I opened Go Tell It On the Mountain knowing only that it was written by James Baldwin — the Baldwin who talks about the “moral responsibility of the artist” – the Baldwin who left for Paris to escape the terrorism of the United States. I had read other James Baldwin’s works over time, but many years had passed since last I picked up one of his works. I had no idea what to expect of this novel and to be honest it took a while to get past the first fifty pages, but once I did, I finished it within two days.
As I read this, I remembered Baldwin is the son of a preacher and the same is true for the main character in Go Tell It On the Mountain. The entire novel takes place in one day following the family from their home to church and back again. That’s it. That’s all that happens in the physical movement of this family — just a walk down a few blocks in Harlem, but within these short hours multi-generational stories are told. Stories that reflect the trauma of enslavement, Jim Crow and the Great Migration north. And that is where I was drawn in (as I always am) to the stories of the ancestors that live inside of us coming out in ways we often don’t understand.
John is young, a teenager who cannot see past the hypocrisy and violence of his father’s religion and religious practices. The narrative starts out describing a relatively typically tense father-son relationship but that tension grows as John’s father, Gabriel pushes him to be baptized/born again. It’s in the church where John is sitting, then kneeling, then crying before his father where all the stories of his family intermingle. Narrators change and readers get a glimpse into the world the family left behind and the world they inhabit now.

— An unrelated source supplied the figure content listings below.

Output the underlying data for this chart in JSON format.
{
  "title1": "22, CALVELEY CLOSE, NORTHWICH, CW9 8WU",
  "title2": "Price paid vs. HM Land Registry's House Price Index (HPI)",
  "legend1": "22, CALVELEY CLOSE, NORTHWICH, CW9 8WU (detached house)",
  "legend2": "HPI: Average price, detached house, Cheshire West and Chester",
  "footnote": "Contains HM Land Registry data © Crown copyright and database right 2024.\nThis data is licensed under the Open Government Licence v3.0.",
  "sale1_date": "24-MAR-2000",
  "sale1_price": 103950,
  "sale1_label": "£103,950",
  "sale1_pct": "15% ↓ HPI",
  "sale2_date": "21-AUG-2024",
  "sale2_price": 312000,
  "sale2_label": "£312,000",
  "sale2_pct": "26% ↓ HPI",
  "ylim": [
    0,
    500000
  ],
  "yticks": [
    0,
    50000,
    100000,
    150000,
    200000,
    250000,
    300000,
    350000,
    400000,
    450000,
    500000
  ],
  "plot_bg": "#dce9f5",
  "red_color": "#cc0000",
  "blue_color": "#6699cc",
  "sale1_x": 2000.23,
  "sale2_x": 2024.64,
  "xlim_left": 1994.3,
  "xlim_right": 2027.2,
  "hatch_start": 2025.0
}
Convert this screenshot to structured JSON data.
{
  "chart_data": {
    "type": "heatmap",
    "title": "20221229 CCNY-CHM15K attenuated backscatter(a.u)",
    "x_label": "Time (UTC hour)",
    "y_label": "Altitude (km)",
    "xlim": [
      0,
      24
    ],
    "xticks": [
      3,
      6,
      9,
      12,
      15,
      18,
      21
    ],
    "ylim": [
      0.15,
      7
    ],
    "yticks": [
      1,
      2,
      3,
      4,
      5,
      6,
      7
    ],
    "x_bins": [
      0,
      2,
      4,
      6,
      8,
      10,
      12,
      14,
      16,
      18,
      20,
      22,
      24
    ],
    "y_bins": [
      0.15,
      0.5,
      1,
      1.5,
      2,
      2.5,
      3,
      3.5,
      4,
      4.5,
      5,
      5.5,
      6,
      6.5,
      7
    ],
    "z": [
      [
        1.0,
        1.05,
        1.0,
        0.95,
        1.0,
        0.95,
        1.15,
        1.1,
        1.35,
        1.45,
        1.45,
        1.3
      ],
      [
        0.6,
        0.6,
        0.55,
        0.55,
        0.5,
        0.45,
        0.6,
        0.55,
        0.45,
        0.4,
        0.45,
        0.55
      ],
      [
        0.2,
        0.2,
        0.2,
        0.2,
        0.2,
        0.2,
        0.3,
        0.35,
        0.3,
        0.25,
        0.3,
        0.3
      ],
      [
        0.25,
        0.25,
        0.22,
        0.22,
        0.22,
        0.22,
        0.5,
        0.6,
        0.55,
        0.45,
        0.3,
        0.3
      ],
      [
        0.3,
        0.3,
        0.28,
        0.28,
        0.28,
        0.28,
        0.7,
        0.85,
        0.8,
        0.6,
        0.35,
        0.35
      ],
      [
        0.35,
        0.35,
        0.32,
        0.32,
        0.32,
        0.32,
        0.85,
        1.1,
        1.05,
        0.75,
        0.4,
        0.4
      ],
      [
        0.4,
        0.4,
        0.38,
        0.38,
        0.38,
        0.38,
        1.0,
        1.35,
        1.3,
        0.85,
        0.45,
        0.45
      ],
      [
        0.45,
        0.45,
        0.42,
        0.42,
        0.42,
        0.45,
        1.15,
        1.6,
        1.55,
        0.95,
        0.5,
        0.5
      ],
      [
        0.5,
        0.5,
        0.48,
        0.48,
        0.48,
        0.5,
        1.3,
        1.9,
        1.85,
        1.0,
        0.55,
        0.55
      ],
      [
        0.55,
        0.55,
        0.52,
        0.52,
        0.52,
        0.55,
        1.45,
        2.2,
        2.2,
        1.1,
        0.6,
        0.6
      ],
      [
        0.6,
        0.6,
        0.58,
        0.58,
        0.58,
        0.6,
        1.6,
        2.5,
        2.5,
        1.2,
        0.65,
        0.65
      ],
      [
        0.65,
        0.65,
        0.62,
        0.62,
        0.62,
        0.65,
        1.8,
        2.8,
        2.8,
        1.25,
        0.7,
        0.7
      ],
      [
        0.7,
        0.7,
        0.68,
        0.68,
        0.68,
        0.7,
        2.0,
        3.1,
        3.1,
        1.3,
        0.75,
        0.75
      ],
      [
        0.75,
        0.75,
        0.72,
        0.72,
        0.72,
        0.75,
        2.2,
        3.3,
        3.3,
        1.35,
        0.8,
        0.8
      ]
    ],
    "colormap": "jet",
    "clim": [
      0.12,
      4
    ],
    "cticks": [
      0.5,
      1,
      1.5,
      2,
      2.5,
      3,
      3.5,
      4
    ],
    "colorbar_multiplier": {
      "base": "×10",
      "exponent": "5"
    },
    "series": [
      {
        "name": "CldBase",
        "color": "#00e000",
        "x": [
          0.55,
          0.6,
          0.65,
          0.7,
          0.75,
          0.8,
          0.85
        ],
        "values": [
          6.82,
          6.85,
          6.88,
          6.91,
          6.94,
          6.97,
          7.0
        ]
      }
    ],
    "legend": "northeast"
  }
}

Baldwin’s writing is breathtaking and heartbreaking. Although John has been raised by Gabriel, Gabriel is not his biological father. John’s biological father Richard killed himself before John was born. After being imprisoned and then released for a crime he didn’t commit, Richard commits suicide. Through the eyes of John’s mother Elizabeth, Baldwin writes: “And what would they do with Richard. And if they sent him away, what would he be like, then, when he returned? She looked out into the quiet, sunny streets, and for the first time in her life, she hated it all — the white city, the white world. She could not, that day, think of one decent white person in the whole world. She sat there, and she hoped that one day God, with tortures inconceivable, would grind them utterly in to humility, and make them know that black boys and black girls, whom they treated with such condescension, such disdain, and such good humor, had hearts like human beings, too, more human hearts than theirs.” The writing here, as I said earlier, is heartbreaking precisely because it shows there is no way out for Richard even if he is freed from jail (which he is). It doesn’t matter. There is no refuge for black “boys and girls” in the United States. No place is safe. And for Richard, that is exactly what happens. The day after he is sent home, he kills himself. There is no freedom. There is no refuge. There is no safe place.
Each character in the novel experiences this — a brief glimpse of something beautiful, of something possible followed by the utter devastation of being Black within the lie that is democracy and freedom in the United States.
I’m not naive, but even then, there was a moment when I was deep into the story of Elizabeth and Richard. They have been out for the day and return back to her apartment later than usual. He leaves, but there is a moment when she wants to call him back. She doesn’t and that is the night he is arrested. What struck me here was the dread, the fear, the knowledge I had as a reader of what would happen next. Families of color know this; it is never safe to enjoy too much, to be too free, to let your guard down in the world outside because that is when the strike happens. The hit you weren’t expecting and shame on you for letting yourself be caught unaware. That’s the lesson Richard and Elizabeth already know when he walks away from her on the sidewalk and the consequences as they have been for centuries are no different.